BENANKMERAH.CO, JAKARTA – Pendiri sekaligus pemimpin seword.com Alifurrahman menyatakan istirahat dari relawan Jokowi, hal ini merupakan reaksi terpilihnya KH. Ma’ruf Amin sebagai cawapres Joko Widodo untuk pilpres 2019.

Menurutnya, Maruf Amin merupakan sosok yang mengeluarkan fatwa Ahok penista agama, dan yang menjadi saksi memberatkan Ahok di persidangan.

Melansir seword.com, Sabtu (11/8/2018), berikut kutipan pernyataan Alifurrahman: 

Saat drama politik terjadi, Mahfud MD batal ditetapkan sebagai Cawapres dan malah terpilih Maruf Amin, ada beragam emosi yang menyeruak di kepala saya.

Bagaimana tidak, kita yang selama ini mengedepankan, menolak politik SARA, harus menerima seorang Maruf Amin, Ketua MUI yang tahun lalu berkat fatwanya negeri ini diambang kericuhan. Demo fatwa berjilid-jilid mengawal MUI demi memenjarakan Ahok.

Bagi saya pribadi, ini bukan soal Ahoknya, tapi tentang radikalisme dan arogansi bulat. Yang suka-olah punya kekuatan dan bisa melakukan apa saja di negara kita.

Apa yang Anda pilih saya tersinggung tentang Ahok yang disinggung tentang kitab suci yang tidak diaisahkan? Iya tersinggung. Tapi kompilasi dengan diserbu, diserang oleh kelompok khilafah dan radikal, di situ saya memilih untuk berdiri di sampingnya.

Saya bisa tidak setuju beberapa sikap Ahok, tidak sependapat dengan kebijakan dan cara-cara komunikasinya, tetapi jika berhubungan dengan intimidasi dan politisasi agama, saya tahu kita tidak bisa melakukan hal yang terjadi dan menjadi bagian dari api yang mengobarkan permusuhan.
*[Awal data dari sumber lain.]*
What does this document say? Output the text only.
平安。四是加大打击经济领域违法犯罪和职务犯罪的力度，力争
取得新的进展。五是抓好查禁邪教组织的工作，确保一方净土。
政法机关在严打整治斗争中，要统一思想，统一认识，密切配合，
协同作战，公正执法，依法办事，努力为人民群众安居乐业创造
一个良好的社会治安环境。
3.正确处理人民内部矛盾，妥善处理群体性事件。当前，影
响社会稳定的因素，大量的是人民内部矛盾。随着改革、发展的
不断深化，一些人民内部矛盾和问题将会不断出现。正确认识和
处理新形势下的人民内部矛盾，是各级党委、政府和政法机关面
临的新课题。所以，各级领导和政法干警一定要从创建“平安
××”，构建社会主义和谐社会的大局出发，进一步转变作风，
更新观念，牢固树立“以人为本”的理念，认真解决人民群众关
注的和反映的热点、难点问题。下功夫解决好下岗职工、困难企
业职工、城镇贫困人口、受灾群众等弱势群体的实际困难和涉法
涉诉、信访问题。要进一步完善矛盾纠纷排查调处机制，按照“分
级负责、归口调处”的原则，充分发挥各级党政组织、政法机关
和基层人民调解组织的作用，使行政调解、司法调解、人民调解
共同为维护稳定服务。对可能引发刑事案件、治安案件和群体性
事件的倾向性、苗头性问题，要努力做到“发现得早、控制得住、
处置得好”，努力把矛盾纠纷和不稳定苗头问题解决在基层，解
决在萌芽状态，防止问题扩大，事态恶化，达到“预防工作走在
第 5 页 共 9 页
Kita harus berada di pihak Ahok sebagai penyeimbang dan counter.

Lalu semalam, kita harus menerima fakta luar biasa, Maruf Amin sebagai Cawapres Jokowi. Sosok yang mengeluarkan fatwa Ahok penista agama, sosok yang menjadi saksi memberatkan Ahok di persidangan.

Sekali lagi ini bukan soal Ahok, tapi tentang persaingan dan kebhinekaan, tentang Indonesia. 

Di saat inilah saya akan berpikir, mengambil dari perhelatan politik, istirahat dari relawan Jokowi. Sengaja tidak saya gunakan kata “mundur” karena mungkin saya akan kembali, atau karena memang saya ini menjadi relawan atas inisiatif sendiri.